TUCSON, Ariz. - Diabetics must live life as a delicate balancing act---balancing their blood sugar with insulin and careful eating.
Their alternative could be disability or death.
Now University of Arizona researchers have borrowed an idea from a teabag -- to develop a better way to keep diabetics, especially children with Type 1 diabetes, healthy.
Rebecca Ruiz Hudman lives a life governed by her diabetes and the insulin pump that balances her blood sugar and keeps her alive.
"If it goes too low then I don't wake up. I go to the hospital and I'm in a coma."
But at the UA Med School they are working on a method that would free diabetics from the tyranny of managing their insulin moment to moment.
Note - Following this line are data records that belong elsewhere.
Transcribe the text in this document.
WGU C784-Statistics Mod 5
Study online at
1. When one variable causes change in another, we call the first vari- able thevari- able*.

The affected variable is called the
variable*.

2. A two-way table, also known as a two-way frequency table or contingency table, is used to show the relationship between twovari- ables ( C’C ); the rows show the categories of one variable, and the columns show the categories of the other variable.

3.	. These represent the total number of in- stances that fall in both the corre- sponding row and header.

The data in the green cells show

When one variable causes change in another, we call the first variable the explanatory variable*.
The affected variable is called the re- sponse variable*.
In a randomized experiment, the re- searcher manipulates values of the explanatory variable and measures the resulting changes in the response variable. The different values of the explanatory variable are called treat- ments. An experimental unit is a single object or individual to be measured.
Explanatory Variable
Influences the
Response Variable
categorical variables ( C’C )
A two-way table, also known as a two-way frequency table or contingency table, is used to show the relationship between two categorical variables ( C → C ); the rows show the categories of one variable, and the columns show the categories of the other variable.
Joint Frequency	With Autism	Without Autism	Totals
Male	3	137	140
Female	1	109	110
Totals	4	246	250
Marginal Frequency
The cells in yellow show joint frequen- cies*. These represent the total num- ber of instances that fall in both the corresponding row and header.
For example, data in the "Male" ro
They refer to it as sophisticated sort of tea bag.
Like tea flows through the walls of a tea bag, insulin would flow through a specialized membrane into a diabetic's blood stream.
The bag holds transplanted insulin producing cells from a donated pancreas. With a transplanted pancreas a patient needs powerful drugs to keep the body from rejecting the transplant.
Dr. Klearchos K. Papas from UA’s Institute for Cellular Transplantation says, the teabag avoids that.
"Essentially you block the cells from the immune system from tasting or feeling the transplanted tissue and therefore they don't reject it. So essentially you isolate the immune system from the transplanted cells."
The insulin producing cells are scarce and just implanting them in a bag would require an implant too large to be practical.
But with an oxygen supply, a very small bag of cells could control someone's diabetes. At UA they're working on a system that would use electricity from a small battery to separate oxygen from the water in a patient's body.
Surgeon Doctor Robert Harland says, it would take just a quick office visit to implant it under the skin of your arm or torso.
“Anywhere that it would grow some blood vessels to supply the blood flow that it's going to be sensing as well as absorbing the insulin it's producing."
A two-year $1.2 Million grant from JDRF (formerly the Juvenile Diabetes Research Foundation) is paying for the work required to begin testing the device in humans. Novo Nordisk pharmceuticals is also contributing. Tom Loudovaris, PhD, of St. Vincent's Institute, and Greg Korbutt, PhD, of the University of Alberta are collaborating with the research.
The system may be ready for human tests in two or three years.
For Rebecca Ruiz Hudman and diabetics like her that could be liberating.
She says, “I remember what it was like to have a pancreas. I'd sure like to have a functioning pancreas again or at least something that acts like it."